В пятницу Анна переступила порог фирмы. Сотрудники учтиво страшивали о ее вкусах и желаниях в отношении жилья. Неожиданно женщина, разговаривающая с ней, сказала, что заниматься ее проблемой будет сам шеф и попросила пройти в его кабинет.

- Алекс Светличкин, - представился тот самый мужчина.

- Светличкин? Как это? – вырвался до неприличия наивный вопрос.

- Знаете маршрут Петербург- Шанхай- Белград- Мельбурн- Берлин? Пути господни неисповедимы. Мой дед русский, бабушка - из Чехии. Я хотел бы помочь вам найти именно то, что вы ищете.

Они встретились на следующий день. В такие майские, цветущие дни все квартиры и дома меркнут в сравнении со свободой и красотой природы. Пока ничего не нравилось или не очень-то подходило по цене. И было так хорошо сидеть в летнем кафе в прозрачной тени деревьев и просто разговаривать на ломаном немецком и слушать еще более смешную русскую речь человека, который никогда не был в России. Вокруг теснились старинные дома, белые стены которых были перечеркнуты темными деревянными балками. И везде на окнах красовалась ярко-красная герань. Встречи продолжались, и иногда казалось, что поиск подходящей квартиры – это только повод. И Алекс каждый раз испытывал облегчение, когда очередное предложение не имело успеха.

В этот год июль захотел быть дождливым и прохладным. Но в воскресенье вышло вдруг заспанное солнце и обрадовало всех и удивило всех тем фактом, что оно, оказывается, существует.

- Я хотел бы показать вам дом. Он очень симпатичный, что важно для русских, и очень комфортный, что необходимо для немцев, - предложил Алекс.

- Очень странная реклама, господин Светличкин.

Дом стоял в городе, но как-то независимо. Это ощущение отгороженности, отшельничества создавалось большим парком, в центре которого и вырисовывался дом. Деревья в парке были старыми, очень высокими, стволы покрывал пушистый ярко-зеленый мох. По земле, деревьям, стенам дома вился плющ с резными листьями, со своей поразительной жизнестойкостью и, как говорят местные жители, с завидной наглостью. Но именно плющ скрывал прорехи, радовал глаз поздней осенью и даже зимой напоминал о весне потемневшей коричневатой зеленью сплетенных им кружев. Дом имел два этажа и десять комнат. “ Чем старше дом, тем выше его цена, - подумала Анна, уже изучив особенности местного рынка недвижимости”.

Они вошли в холл. Свет проникал сюда сверху. И сейчас солнечные лучи, преломленные разноцветными стеклами витражей, опускались на пол радужными бликами. Дверь как-то шумно захлопнулась с глухим звуком, похожим на слово “навсегда-да-да”.

- Этот дом очень дорогой, - грустно сказала Анна.

- Да, очень. А почему Вас это смущает?

- Вы очень оригинальный человек, Алекс. Есть, как говорится, пределы возможностей. Мне нужен скромный дом.

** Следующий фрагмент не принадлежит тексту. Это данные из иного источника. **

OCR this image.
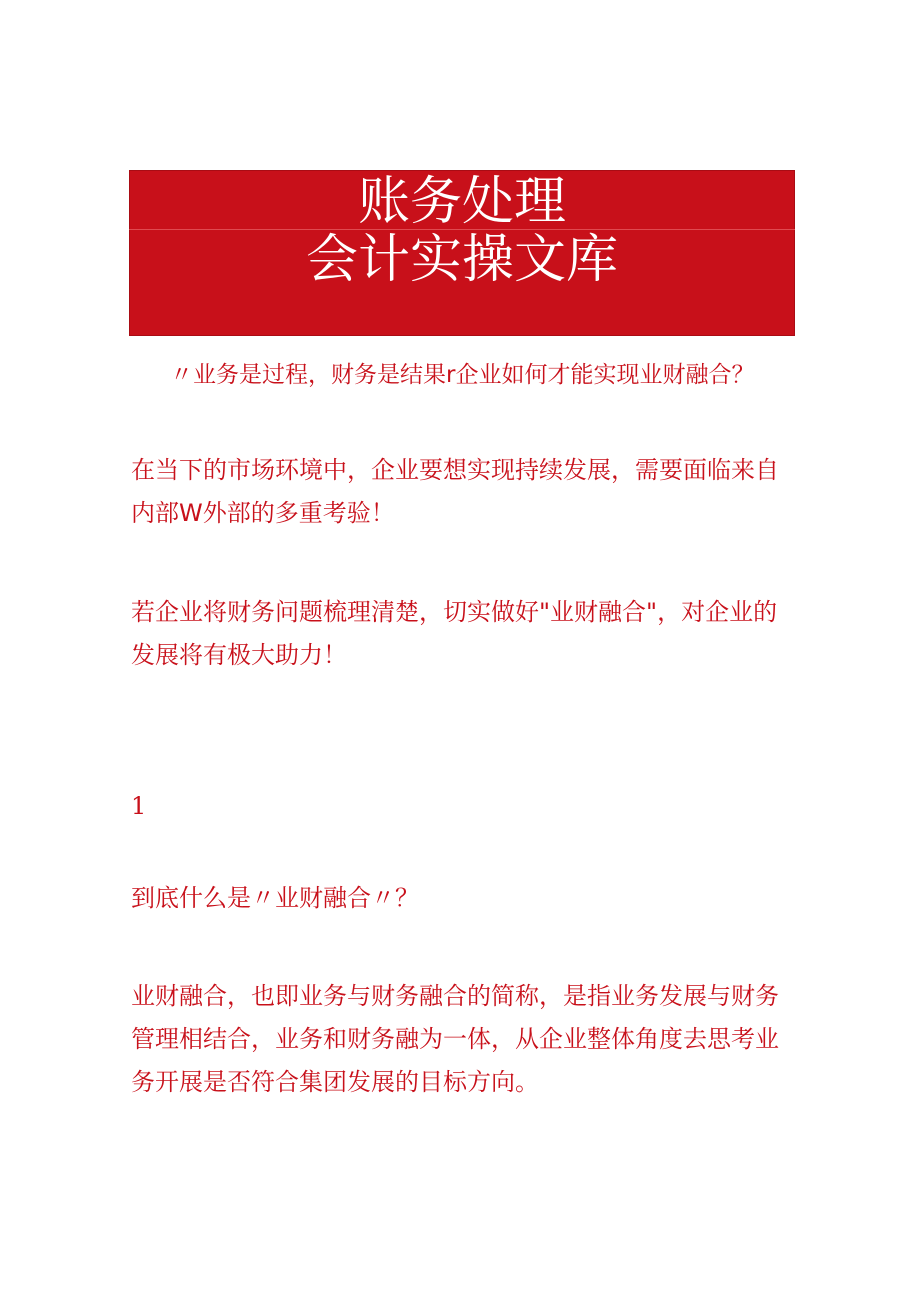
账务处理
会计实操文库

〃业务是过程，财务是结果r企业如何才能实现业财融合？

在当下的市场环境中，企业要想实现持续发展，需要面临来自内部W外部的多重考验！

若企业将财务问题梳理清楚，切实做好"业财融合"，对企业的发展将有极大助力！

1

到底什么是〃业财融合〃？

业财融合，也即业务与财务融合的简称，是指业务发展与财务管理相结合，业务和财务融为一体，从企业整体角度去思考业务开展是否符合集团发展的目标方向。
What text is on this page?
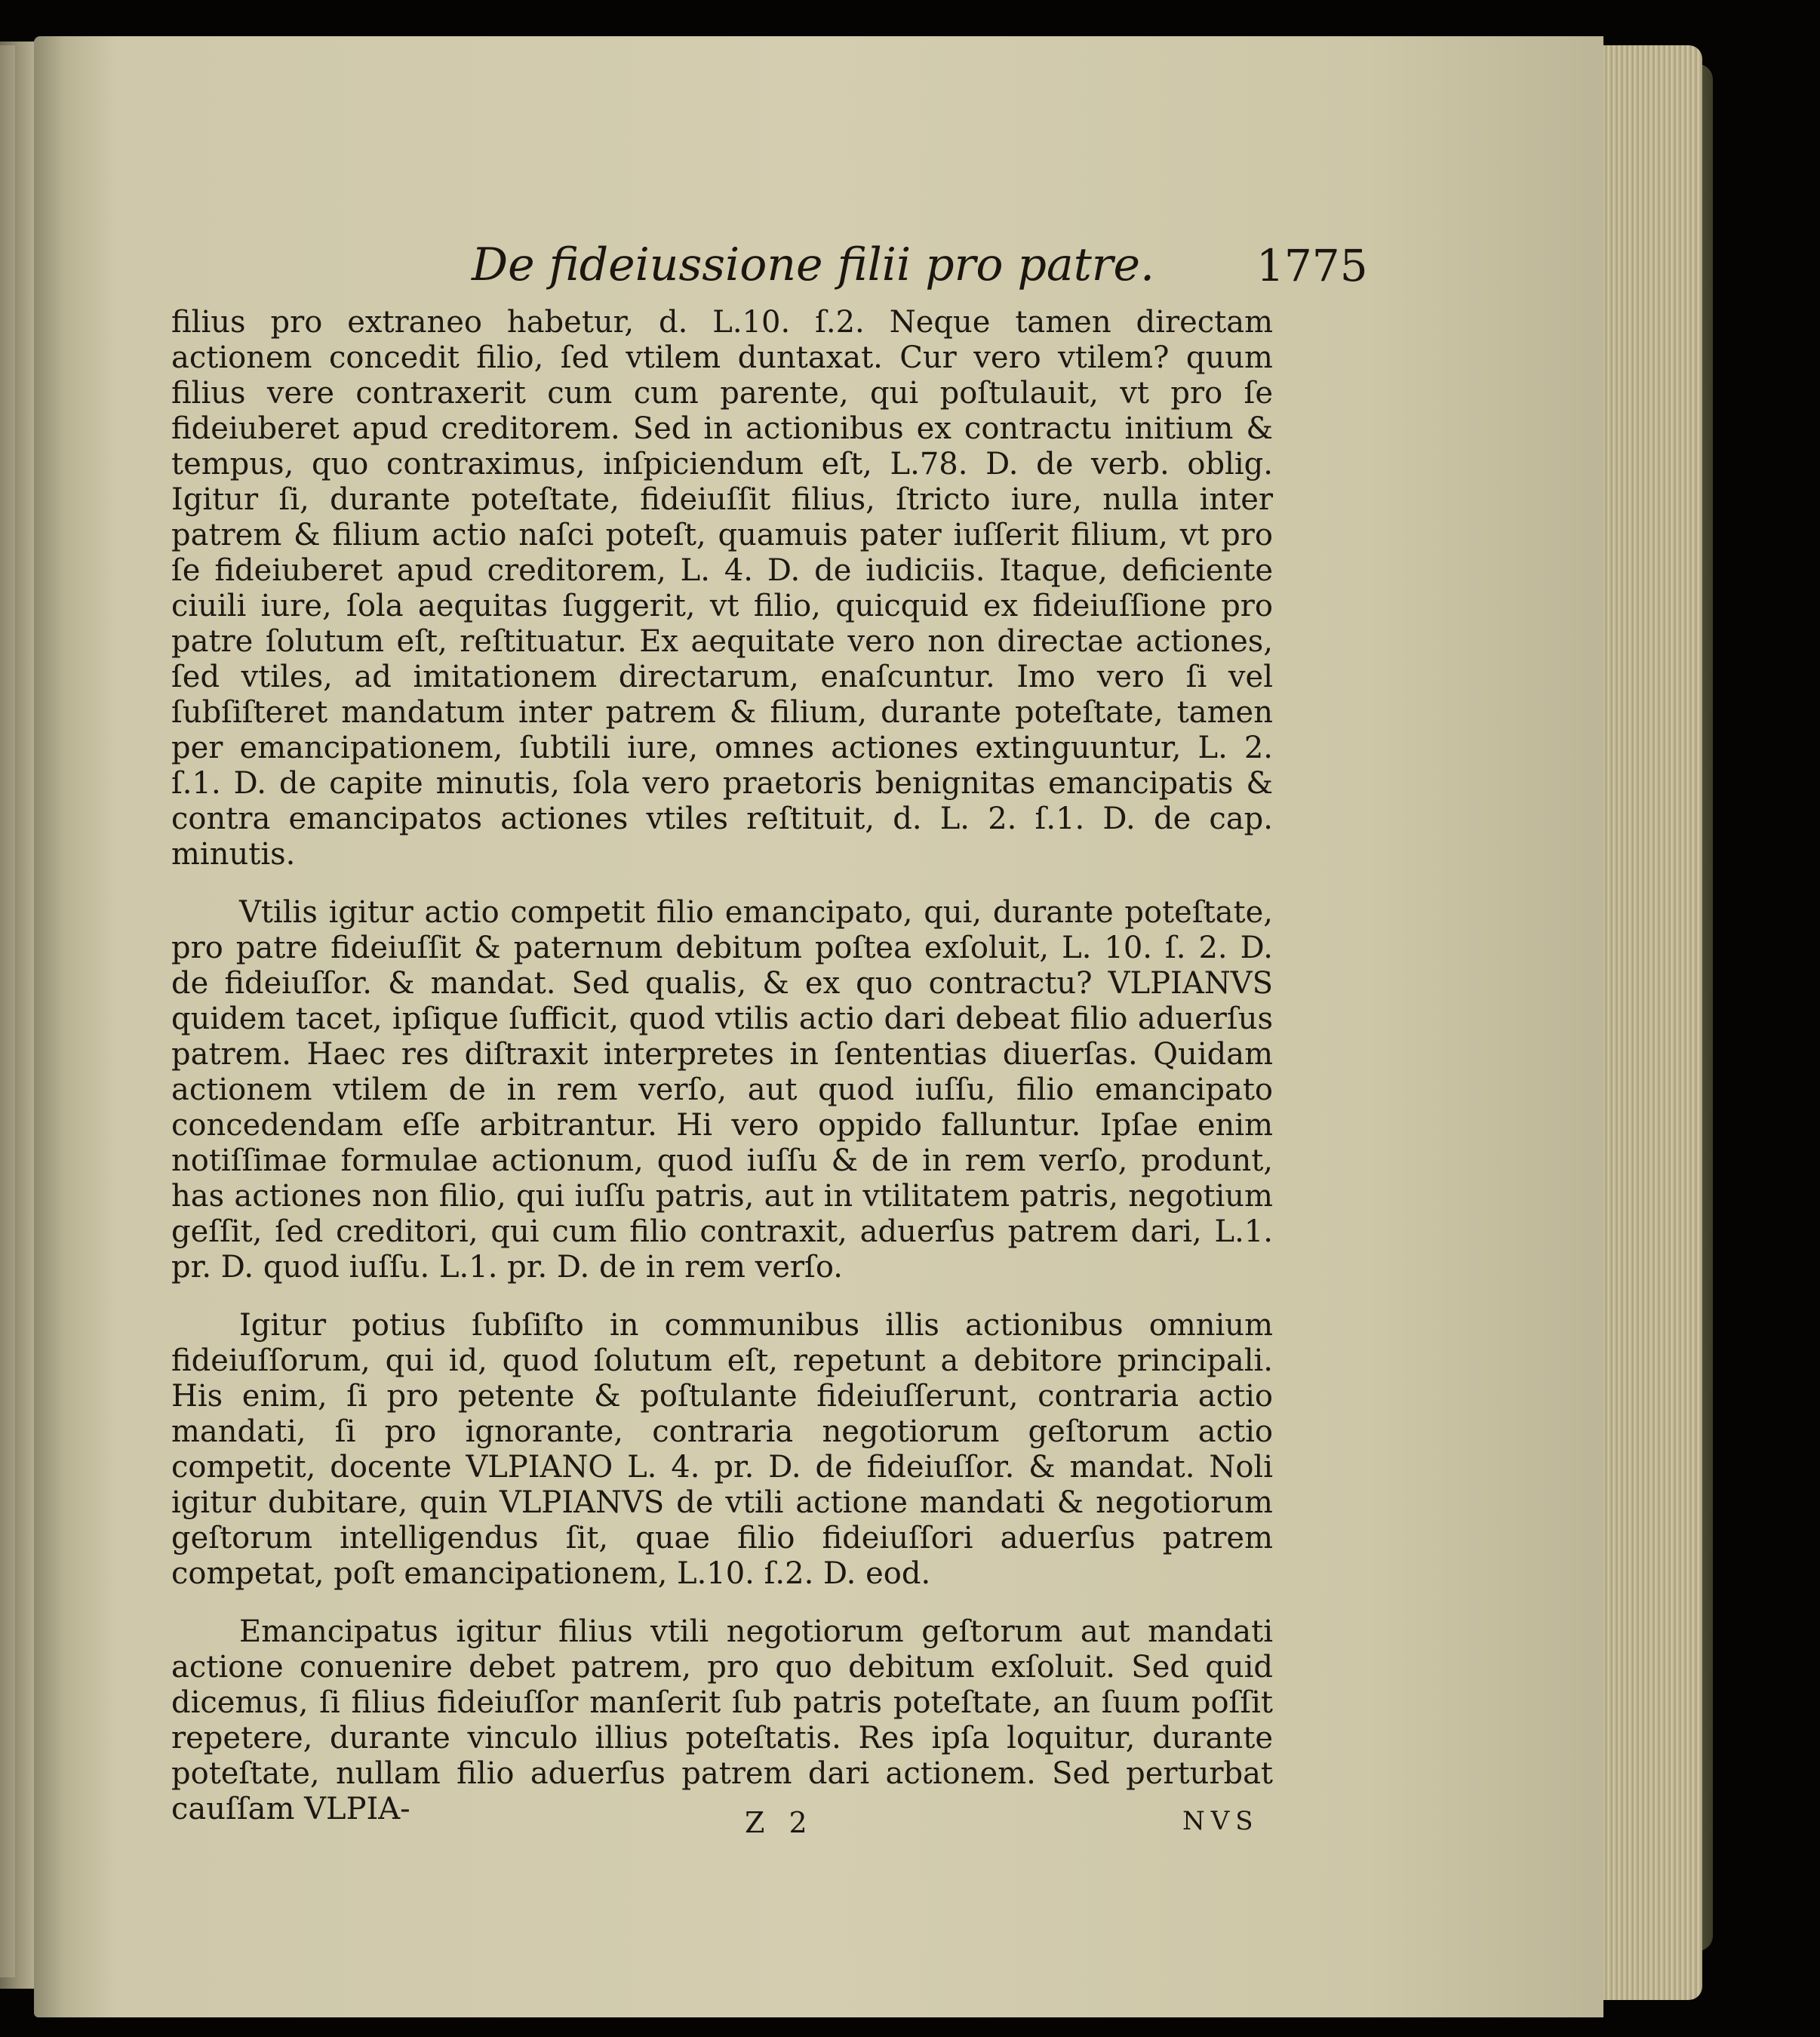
De fideiussione filii pro patre. 1775

filius pro extraneo habetur, d. L.10. ſ.2. Neque tamen directam actionem concedit filio, ſed vtilem duntaxat. Cur vero vtilem? quum filius vere contraxerit cum cum parente, qui poſtulauit, vt pro ſe fideiuberet apud creditorem. Sed in actionibus ex contractu initium & tempus, quo contraximus, inſpiciendum eſt, L.78. D. de verb. oblig. Igitur ſi, durante poteſtate, fideiuſſit filius, ſtricto iure, nulla inter patrem & filium actio naſci poteſt, quamuis pater iuſſerit filium, vt pro ſe fideiuberet apud creditorem, L. 4. D. de iudiciis. Itaque, deficiente ciuili iure, ſola aequitas ſuggerit, vt filio, quicquid ex fideiuſſione pro patre ſolutum eſt, reſtituatur. Ex aequitate vero non directae actiones, ſed vtiles, ad imitationem directarum, enaſcuntur. Imo vero ſi vel ſubſiſteret mandatum inter patrem & filium, durante poteſtate, tamen per emancipationem, ſubtili iure, omnes actiones extinguuntur, L. 2. ſ.1. D. de capite minutis, ſola vero praetoris benignitas emancipatis & contra emancipatos actiones vtiles reſtituit, d. L. 2. ſ.1. D. de cap. minutis.

Vtilis igitur actio competit filio emancipato, qui, durante poteſtate, pro patre fideiuſſit & paternum debitum poſtea exſoluit, L. 10. ſ. 2. D. de fideiuſſor. & mandat. Sed qualis, & ex quo contractu? VLPIANVS quidem tacet, ipſique ſufficit, quod vtilis actio dari debeat filio aduerſus patrem. Haec res diſtraxit interpretes in ſententias diuerſas. Quidam actionem vtilem de in rem verſo, aut quod iuſſu, filio emancipato concedendam eſſe arbitrantur. Hi vero oppido falluntur. Ipſae enim notiſſimae formulae actionum, quod iuſſu & de in rem verſo, produnt, has actiones non filio, qui iuſſu patris, aut in vtilitatem patris, negotium geſſit, ſed creditori, qui cum filio contraxit, aduerſus patrem dari, L.1. pr. D. quod iuſſu. L.1. pr. D. de in rem verſo.

Igitur potius ſubſiſto in communibus illis actionibus omnium fideiuſſorum, qui id, quod ſolutum eſt, repetunt a debitore principali. His enim, ſi pro petente & poſtulante fideiuſſerunt, contraria actio mandati, ſi pro ignorante, contraria negotiorum geſtorum actio competit, docente VLPIANO L. 4. pr. D. de fideiuſſor. & mandat. Noli igitur dubitare, quin VLPIANVS de vtili actione mandati & negotiorum geſtorum intelligendus ſit, quae filio fideiuſſori aduerſus patrem competat, poſt emancipationem, L.10. ſ.2. D. eod.

Emancipatus igitur filius vtili negotiorum geſtorum aut mandati actione conuenire debet patrem, pro quo debitum exſoluit. Sed quid dicemus, ſi filius fideiuſſor manſerit ſub patris poteſtate, an ſuum poſſit repetere, durante vinculo illius poteſtatis. Res ipſa loquitur, durante poteſtate, nullam filio aduerſus patrem dari actionem. Sed perturbat cauſſam VLPIA-	Z 2	NVS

- А моя бывшая жена считает меня очень примитивным. Поэтому и ушла к художнику. Я оставил ей дом. А этот хотел бы купить для другой женщины.

- Вы ждете от меня совета? Но советовать трудно, когда не знаешь пристрастия того, для кого это все…

- А свои вкусы вы знаете?

Их взгляды встретились, как на дуэли, когда каждый дуэлянт хотел бы бросить оружие. Анна вышла из дома и, добежав до своей машины, рванула с места так, как будто это было Ярославское шоссе в Москве, а не лабиринты улиц небольшого и законопослушного города. Он позвонил ей вечером и почему-то заикаясь, по-русски, сказал очевидное и невероятное:

- Я хотел и буду пожениться на вас… Если Вы не напротив.

- Вам нужно не повторять, а учить русский язык, Алекс, - смеялась Анна.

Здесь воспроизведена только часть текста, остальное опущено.